Ok hi everyone on AC. Me and a buddy was just talking about the lines we got and how the hens genetics affect her offspring. Me personally when it was legal I would test my hens against each other to see which is worth keeping. My buddy once said that it doesnt matter if hens fight good or not it all depends if they can produce ace. In my mind I'm thinking how can a hen produce ace if she not ace herself. As years gone by he now breeds like me keeping only the best hen to breed and culling the rest. And I also see and hear from different people about this debate.some swear that hens abilities dont matter as ling as she from good line and others will beg to differ. I'm not sure if this topic came up already or not but here's a new one. Lets hear your thoughts.
if your breeders are from the same or closely related bloodline and it is a established bloodline then it's genetics that are "locked in" and so you have a better idea what to expect. for out crosses, when you the breeders are from different bloodlines, or are crosses of random bloodlines...then it gets more tricky. even if one or both are good performers, it doesn't guarantee good offsprings..
to save time, the wise breeders know it's better to know which hen is a proven producer, or which cock is a proven producer..whether they are good performers or not. there are birds that can produce better than they perform...the problem is, not everyone has the patience to wait and conclude the results. it takes at least 2 years to determine a proven producer...
then there's also those birds that will only produce well with certain mates with certain traits. and then the random breedings, where either the breeders click or not. but IMO, there's usually at least one good one out of every batch.you can't always expect every stag to become aces...
this is my experience from the legal days and may be outdated...but just my thoughts. recently I did a repeat breeding of one hen, using a completely random bloodline brood cock a friend has loan to me....second batch was completely different from first batch...so first batch might resemble the parents more, but second might resemble the ancestors down the line somewhere more...so it's pretty much a toss up and luck of the draw when breeding random bloodlines you have little info on..but usually the legendary birds in the past was a result from random breedings...and none that I know of were belonging to a particular bloodline.
With my experience and what has worked for me its the hen all the way . If the cock is no runner and you add a killer hen with a hood pedigree youll get fire . Thats why i dont sell hens nor pullets to local people
Many of us have had the experience of breeding a good rooster to only have his offspring be less than him in preformance. This would also apply to the hen. Just because she fights well, does not mean she will pass it on to her offspring. All you can do is breed hens with good fighting ancestors and wait and see what comes out.

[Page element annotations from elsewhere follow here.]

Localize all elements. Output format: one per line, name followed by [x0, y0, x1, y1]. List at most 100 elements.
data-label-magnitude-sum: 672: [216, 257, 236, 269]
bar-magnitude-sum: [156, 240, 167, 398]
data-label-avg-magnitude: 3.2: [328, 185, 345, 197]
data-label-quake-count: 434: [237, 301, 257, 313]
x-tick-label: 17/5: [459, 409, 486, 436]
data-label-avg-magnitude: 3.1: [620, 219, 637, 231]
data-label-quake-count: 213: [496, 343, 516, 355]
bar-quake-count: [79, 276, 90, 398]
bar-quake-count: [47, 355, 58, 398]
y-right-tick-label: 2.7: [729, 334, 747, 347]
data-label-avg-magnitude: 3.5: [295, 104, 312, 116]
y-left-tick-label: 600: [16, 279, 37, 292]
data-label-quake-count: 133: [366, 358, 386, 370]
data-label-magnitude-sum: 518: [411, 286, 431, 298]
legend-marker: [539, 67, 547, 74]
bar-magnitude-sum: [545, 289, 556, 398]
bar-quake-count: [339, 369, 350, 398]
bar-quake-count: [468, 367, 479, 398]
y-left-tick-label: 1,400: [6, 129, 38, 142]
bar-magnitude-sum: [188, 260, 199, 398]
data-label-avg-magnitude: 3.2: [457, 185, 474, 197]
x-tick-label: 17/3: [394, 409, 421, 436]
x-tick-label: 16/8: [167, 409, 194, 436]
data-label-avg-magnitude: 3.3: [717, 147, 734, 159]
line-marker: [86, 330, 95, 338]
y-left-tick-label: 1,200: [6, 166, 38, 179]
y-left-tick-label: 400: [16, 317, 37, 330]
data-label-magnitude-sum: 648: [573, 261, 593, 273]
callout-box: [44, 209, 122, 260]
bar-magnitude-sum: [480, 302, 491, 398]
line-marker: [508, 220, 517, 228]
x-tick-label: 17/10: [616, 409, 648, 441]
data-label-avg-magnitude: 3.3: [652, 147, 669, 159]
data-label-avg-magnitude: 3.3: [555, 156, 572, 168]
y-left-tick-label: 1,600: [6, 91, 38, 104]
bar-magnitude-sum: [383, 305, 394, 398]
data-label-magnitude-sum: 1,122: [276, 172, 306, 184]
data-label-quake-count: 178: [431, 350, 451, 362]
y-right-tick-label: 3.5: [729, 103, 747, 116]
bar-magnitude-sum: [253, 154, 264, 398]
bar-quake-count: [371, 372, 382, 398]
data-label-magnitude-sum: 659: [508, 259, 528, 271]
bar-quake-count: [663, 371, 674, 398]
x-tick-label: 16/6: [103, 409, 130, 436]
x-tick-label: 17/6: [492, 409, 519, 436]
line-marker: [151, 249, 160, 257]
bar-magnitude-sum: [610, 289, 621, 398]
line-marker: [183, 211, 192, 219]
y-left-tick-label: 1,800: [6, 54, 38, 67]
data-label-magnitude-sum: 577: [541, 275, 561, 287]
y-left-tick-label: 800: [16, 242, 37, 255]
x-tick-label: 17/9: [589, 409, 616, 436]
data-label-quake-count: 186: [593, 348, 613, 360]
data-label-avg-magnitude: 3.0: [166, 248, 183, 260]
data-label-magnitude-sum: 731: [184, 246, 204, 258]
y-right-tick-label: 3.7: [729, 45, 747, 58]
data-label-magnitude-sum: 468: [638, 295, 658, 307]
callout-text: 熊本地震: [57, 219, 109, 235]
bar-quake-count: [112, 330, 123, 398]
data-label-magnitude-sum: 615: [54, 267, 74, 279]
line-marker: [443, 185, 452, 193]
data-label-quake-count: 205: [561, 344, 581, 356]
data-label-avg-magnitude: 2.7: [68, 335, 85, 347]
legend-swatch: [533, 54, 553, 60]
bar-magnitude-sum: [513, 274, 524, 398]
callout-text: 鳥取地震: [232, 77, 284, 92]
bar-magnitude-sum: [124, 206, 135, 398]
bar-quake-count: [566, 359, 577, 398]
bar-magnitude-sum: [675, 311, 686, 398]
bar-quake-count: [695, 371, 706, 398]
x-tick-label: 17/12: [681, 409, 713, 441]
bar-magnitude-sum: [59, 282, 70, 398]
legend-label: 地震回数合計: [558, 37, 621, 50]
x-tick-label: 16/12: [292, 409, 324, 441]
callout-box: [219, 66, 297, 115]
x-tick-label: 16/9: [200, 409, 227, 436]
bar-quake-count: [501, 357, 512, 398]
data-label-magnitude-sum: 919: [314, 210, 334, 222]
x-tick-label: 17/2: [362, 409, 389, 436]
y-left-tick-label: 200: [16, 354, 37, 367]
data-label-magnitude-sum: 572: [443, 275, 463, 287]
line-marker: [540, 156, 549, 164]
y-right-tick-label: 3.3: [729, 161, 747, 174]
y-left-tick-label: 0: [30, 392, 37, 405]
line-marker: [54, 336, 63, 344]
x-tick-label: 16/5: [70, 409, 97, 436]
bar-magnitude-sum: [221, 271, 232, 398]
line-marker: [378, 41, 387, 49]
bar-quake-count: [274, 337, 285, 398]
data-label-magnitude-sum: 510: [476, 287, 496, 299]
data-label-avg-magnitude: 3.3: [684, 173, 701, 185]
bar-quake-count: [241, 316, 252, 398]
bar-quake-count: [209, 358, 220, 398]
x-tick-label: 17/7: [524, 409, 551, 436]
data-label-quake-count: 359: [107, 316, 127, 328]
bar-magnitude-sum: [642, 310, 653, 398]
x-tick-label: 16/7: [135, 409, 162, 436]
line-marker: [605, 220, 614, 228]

Only exception is a pure bred strain which most of us don't use.
"the time will come, that who killeth you will think that he does God service." John 16:2
My friends a good hen is probably the most inportant factor in any breeding program.Lets describe a good hen.I prefer a pure hen,so she can be dominated in reproducing her offspring.That she is also deep game,from a good family that is proven as pretty good at shows, of holding their onwned as pure fowl.But the most inportant that she carries good mitochondria DNA. Most
Of the mitochondrias are past down to both male and female,but the males inherets,but cannot past it to his offspring. Mitochondria Dna controls most athelectics abilities. Indurance, and balance.
I am in favor of using an excellent hen, because she transmits a 70% -80% to her male offspring! Instead I have heard from some breeders tell that the cock transmits its genes to the daughters! And that's why a great cock almost never produces excellent sons! but it can produce excellent daughters! In all this I would like to add that I am a lover of consanguinity, and I prefer to use good hens of my line!